Contracts blew through four? five? cases today. Fortunately we don’t have another class until next Monday (thanks to the quirks of the Rabbit Hole’s schedule). Another quirk of the schedule meant that this morning’s Civ Pro was the first one we’d had in a week. Paul to brain: engage jump-start drive in 3, 2, 1…
This afternoon I had some three-and-a-half hours between classes, so I did what anyone faced with a lot of heavy reading would do: I went home and thence to the gym, where I grunted and sweated and grunted and sweated for an hour. It felt good, and seemed to lift the sluggish fog I’d been carrying around all day. Of course, that said fog might have been caused by the four chocolate donuts that was my excuse of a breakfast this morning. Or was it the four chocolate donuts that was dessert last night?
Mmmmm… donuts.
The TA in my writing section is, as they used to say, quite the looker. To use legal terminology, she goes straight through “attractive nuisance” and right on into “hidden trap”. This is meant very much as a compliment, for all the enraged women readers out there who are about to march on Frankenstein Castle with torches and pitchforks.
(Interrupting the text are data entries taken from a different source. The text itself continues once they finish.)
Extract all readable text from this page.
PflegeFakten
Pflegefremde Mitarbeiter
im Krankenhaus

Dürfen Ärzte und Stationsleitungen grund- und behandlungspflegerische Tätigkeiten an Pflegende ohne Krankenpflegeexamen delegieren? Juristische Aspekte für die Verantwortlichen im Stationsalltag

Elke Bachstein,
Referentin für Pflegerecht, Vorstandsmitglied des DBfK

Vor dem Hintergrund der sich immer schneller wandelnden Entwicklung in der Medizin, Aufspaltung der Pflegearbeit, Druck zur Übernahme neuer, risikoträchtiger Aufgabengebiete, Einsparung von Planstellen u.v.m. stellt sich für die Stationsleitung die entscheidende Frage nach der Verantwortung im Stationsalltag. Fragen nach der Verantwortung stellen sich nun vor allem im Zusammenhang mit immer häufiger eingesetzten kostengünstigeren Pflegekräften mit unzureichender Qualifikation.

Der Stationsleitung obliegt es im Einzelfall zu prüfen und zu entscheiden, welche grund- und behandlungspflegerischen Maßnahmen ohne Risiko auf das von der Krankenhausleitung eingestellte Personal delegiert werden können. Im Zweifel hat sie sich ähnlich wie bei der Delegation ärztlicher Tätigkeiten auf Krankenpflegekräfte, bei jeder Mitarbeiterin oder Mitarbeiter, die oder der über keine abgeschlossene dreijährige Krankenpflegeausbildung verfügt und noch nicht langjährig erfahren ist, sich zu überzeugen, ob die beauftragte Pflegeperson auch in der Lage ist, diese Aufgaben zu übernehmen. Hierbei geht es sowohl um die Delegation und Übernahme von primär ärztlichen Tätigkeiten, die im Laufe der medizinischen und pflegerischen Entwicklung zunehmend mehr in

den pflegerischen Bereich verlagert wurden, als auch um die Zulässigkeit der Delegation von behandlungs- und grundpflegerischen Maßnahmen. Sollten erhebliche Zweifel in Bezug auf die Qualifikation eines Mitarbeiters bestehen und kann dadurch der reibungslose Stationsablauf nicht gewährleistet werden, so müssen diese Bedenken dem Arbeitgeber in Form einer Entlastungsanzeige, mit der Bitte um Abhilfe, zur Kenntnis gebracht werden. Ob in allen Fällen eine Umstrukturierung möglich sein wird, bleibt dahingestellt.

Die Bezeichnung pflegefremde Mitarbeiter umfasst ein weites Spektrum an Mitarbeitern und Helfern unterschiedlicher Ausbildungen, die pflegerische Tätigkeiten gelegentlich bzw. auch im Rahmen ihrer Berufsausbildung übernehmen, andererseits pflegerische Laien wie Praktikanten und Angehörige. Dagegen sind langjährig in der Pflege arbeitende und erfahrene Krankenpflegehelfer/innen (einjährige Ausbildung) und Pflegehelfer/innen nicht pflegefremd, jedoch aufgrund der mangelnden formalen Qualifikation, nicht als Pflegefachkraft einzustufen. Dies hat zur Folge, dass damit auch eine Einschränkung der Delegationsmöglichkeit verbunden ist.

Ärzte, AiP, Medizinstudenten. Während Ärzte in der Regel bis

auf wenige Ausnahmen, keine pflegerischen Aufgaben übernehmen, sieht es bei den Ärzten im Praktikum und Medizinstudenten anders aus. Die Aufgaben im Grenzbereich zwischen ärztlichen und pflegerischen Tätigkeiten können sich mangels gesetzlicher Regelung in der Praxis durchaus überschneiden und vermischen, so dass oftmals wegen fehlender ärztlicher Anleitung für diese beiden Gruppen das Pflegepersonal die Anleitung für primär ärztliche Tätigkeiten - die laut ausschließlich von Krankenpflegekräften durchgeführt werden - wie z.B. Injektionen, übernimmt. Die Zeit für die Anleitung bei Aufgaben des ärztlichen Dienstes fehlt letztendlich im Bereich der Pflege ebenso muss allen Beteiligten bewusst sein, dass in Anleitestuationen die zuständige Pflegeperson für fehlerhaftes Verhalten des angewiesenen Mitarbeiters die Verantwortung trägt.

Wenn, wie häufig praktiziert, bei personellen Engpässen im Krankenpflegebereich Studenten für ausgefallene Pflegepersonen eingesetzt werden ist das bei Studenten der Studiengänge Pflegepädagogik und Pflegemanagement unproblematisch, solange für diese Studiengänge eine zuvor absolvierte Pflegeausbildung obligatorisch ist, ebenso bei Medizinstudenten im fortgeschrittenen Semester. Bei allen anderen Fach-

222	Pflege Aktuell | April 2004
This was underscored the fact that she’d done something to her hair today and it looked dangerously <Fernando>mahvelous</Fernando>.
The student lounge is apparently the preferred place to pass out/take a nap; I’ve seen at least three students sprawled along those blue sofas, plus one who announced that her intent was to sleep. Not sure that it’s an optimal sleep strategy, though.
On the other hand, those on the blue couches are probably employing a more optimal sleep strategy than the guy who was catching 40 winks in class.
The few solitaire games that were visible in the first two weeks of class have long since vanished, replaced with busy screens filled furious typing.
And now back to wonderful world of proper service in truck-stop cases…
Agreed, contracts was out of control. You could just feel the panic grip the class as he whipped into cases no one had read.